Emeric Pressburger (December 5, 1902 - February 5, 1988) was a Hungarian screenwriter and producer, who emigrated to England in the 1930s. He is best known for his series of collaborations with Michael Powell. Born Imre József Pressburger in Miskolc, Austria-Hungary (now in Hungary), and educated at the Universities of Prague and Stuttgart, he started out as a journalist. After working in Hungary and Germany he turned to screenwriting in the late 1920s, working for UFA in Berlin. The rise of the Nazis forced him to flee to Paris, where he again worked as screenwriter, and then to London. He later said, "the worst things that happened to me were the political consequences of events beyond my control ... the best things were exactly the same."
In England he found a small community of Hungarian film-makers who had fled the Nazis, including the influential Alexander Korda, owner of London Films, who employed him as a screenwriter. There he met film director Michael Powell, and they worked together on The Spy in Black (1939). Their partnership would produce some of the finest British films of the period.

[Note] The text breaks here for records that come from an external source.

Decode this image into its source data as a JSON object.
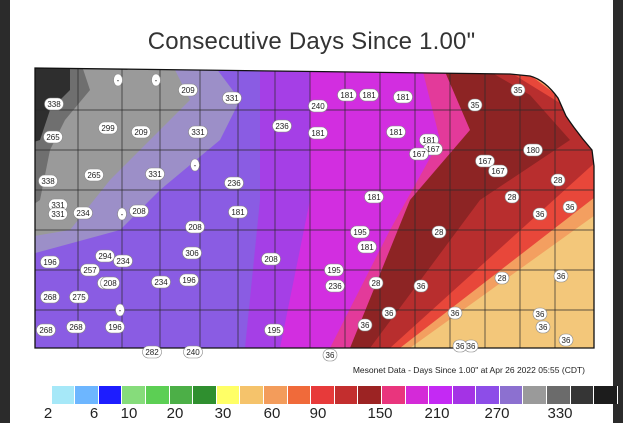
{
  "map": {
    "title": "Consecutive Days Since 1.00\"",
    "credit": "Mesonet Data - Days Since 1.00\" at Apr 26 2022 05:55 (CDT)",
    "county_labels": [
      "338",
      "-",
      "-",
      "209",
      "331",
      "240",
      "181",
      "181",
      "181",
      "35",
      "35",
      "265",
      "299",
      "209",
      "331",
      "236",
      "181",
      "181",
      "181",
      "167",
      "167",
      "180",
      "338",
      "265",
      "331",
      "-",
      "236",
      "181",
      "167",
      "167",
      "28",
      "331",
      "234",
      "-",
      "208",
      "208",
      "181",
      "28",
      "36",
      "36",
      "331",
      "208",
      "195",
      "181",
      "28",
      "196",
      "294",
      "234",
      "306",
      "208",
      "195",
      "28",
      "36",
      "28",
      "36",
      "257",
      "208",
      "234",
      "196",
      "236",
      "268",
      "275",
      "-",
      "36",
      "36",
      "36",
      "268",
      "268",
      "196",
      "195",
      "36",
      "36",
      "36",
      "282",
      "240",
      "36",
      "36",
      "36"
    ]
  },
  "legend": {
    "colors": [
      "#ffffff",
      "#a6e8f8",
      "#6db6ff",
      "#1d1dff",
      "#86dc7b",
      "#5ccf54",
      "#4caf47",
      "#2f8f2f",
      "#ffff66",
      "#f5c36b",
      "#f39c5b",
      "#f06a3a",
      "#e73a3a",
      "#c32e2e",
      "#9c2323",
      "#e9357d",
      "#d42ad8",
      "#c429f4",
      "#a433e5",
      "#8d4de8",
      "#8c70d0",
      "#9a9a9a",
      "#6b6b6b",
      "#353535",
      "#1c1c1c"
    ],
    "ticks": [
      "2",
      "6",
      "10",
      "20",
      "30",
      "60",
      "90",
      "150",
      "210",
      "270",
      "330"
    ]
  }
}
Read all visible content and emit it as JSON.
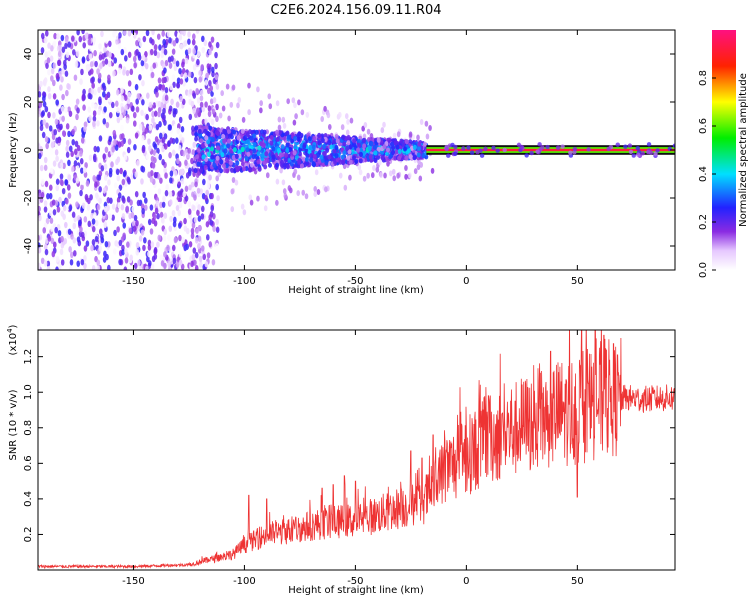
{
  "figure": {
    "title": "C2E6.2024.156.09.11.R04"
  },
  "chart_data": [
    {
      "type": "heatmap",
      "xlabel": "Height of straight line (km)",
      "ylabel": "Frequency (Hz)",
      "xlim": [
        -193,
        94
      ],
      "ylim": [
        -50,
        50
      ],
      "xticks": [
        -150,
        -100,
        -50,
        0,
        50
      ],
      "yticks": [
        -40,
        -20,
        0,
        20,
        40
      ],
      "colorbar": {
        "label": "Normalized spectral amplitude",
        "range": [
          0.0,
          1.0
        ],
        "ticks": [
          0.0,
          0.2,
          0.4,
          0.6,
          0.8
        ],
        "colormap": "rainbow (white-purple-blue-cyan-green-yellow-red)"
      },
      "description_regions": [
        {
          "x_range": [
            -193,
            -122
          ],
          "y_range": [
            -50,
            50
          ],
          "amplitude": [
            0.0,
            0.25
          ]
        },
        {
          "x_range": [
            -122,
            -18
          ],
          "y_range": [
            -10,
            10
          ],
          "amplitude": [
            0.1,
            0.45
          ]
        },
        {
          "x_range": [
            -18,
            94
          ],
          "y_range": [
            -1,
            1
          ],
          "amplitude": [
            0.9,
            1.0
          ]
        }
      ],
      "grid": false
    },
    {
      "type": "line",
      "xlabel": "Height of straight line (km)",
      "ylabel": "SNR (10 * v/v)",
      "yscale_label": "(x10",
      "yscale_exp": "4",
      "xlim": [
        -193,
        94
      ],
      "ylim": [
        0,
        13500
      ],
      "xticks": [
        -150,
        -100,
        -50,
        0,
        50
      ],
      "yticks": [
        2000,
        4000,
        6000,
        8000,
        10000,
        12000
      ],
      "ytick_labels": [
        "0.2",
        "0.4",
        "0.6",
        "0.8",
        "1.0",
        "1.2"
      ],
      "color": "#ee3333",
      "trend": {
        "x": [
          -193,
          -150,
          -125,
          -115,
          -105,
          -100,
          -90,
          -80,
          -70,
          -60,
          -50,
          -40,
          -30,
          -20,
          -15,
          -10,
          0,
          10,
          20,
          30,
          40,
          50,
          60,
          70,
          80,
          94
        ],
        "y": [
          200,
          200,
          300,
          600,
          900,
          1400,
          2000,
          2200,
          2500,
          2700,
          2800,
          3100,
          3500,
          3800,
          4500,
          5600,
          6400,
          7300,
          7900,
          8300,
          8800,
          9000,
          9600,
          9700,
          9600,
          9700
        ]
      },
      "peaks": {
        "x": [
          -98,
          -90,
          -65,
          -60,
          -55,
          -50,
          -25,
          -20,
          -15,
          10,
          22,
          38,
          45,
          50,
          52,
          55,
          58,
          62,
          68
        ],
        "y": [
          4200,
          4000,
          4600,
          4800,
          5300,
          5000,
          6700,
          6300,
          7600,
          9800,
          9500,
          12300,
          10700,
          4100,
          13500,
          10500,
          13800,
          13200,
          12100
        ]
      },
      "grid": false
    }
  ]
}
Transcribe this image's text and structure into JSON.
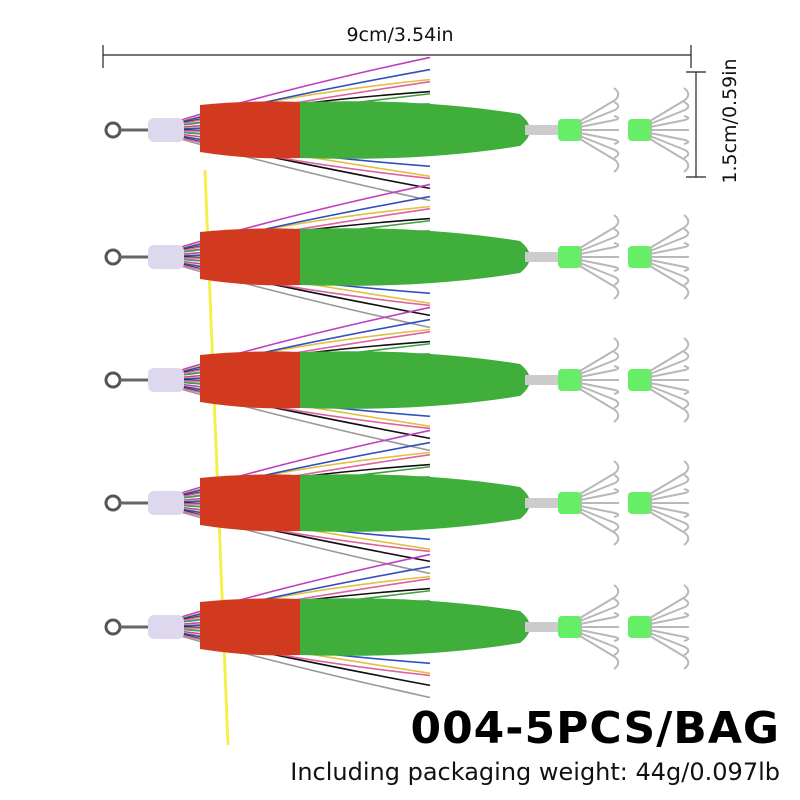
{
  "dimensions": {
    "length_label": "9cm/3.54in",
    "width_label": "1.5cm/0.59in"
  },
  "product": {
    "title": "004-5PCS/BAG",
    "weight_label": "Including packaging weight:  44g/0.097lb"
  },
  "colors": {
    "body": "#3fae3a",
    "head": "#d23a20",
    "glow_bead": "#66ee66",
    "hooks": "#b8b8b8"
  },
  "lure_icon": "squid-jig-icon"
}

In 1938 he married Agà Donáth, but they later divorced in 1941. He married again in 1947 to Wendy Orme, and they had a daughter Angela, but this marriage also ended in divorce in 1971. His daughter Angela's two sons both became successful film-makers: Andrew Macdonald as a producer on films such as Trainspotting (1996), and Kevin Macdonald as an Oscar-winning director. Kevin has written a biography of his grandfather, and a documentary about his life, The Making of an Englishman (1995).
Pressburger was made a Fellow of BAFTA in 1981, and a Fellow of the BFI in 1983.
In later years he lived in Suffolk, England. He died 5 February 1988 of bronchial pneumonia while still living in Saxstead, Suffolk, England.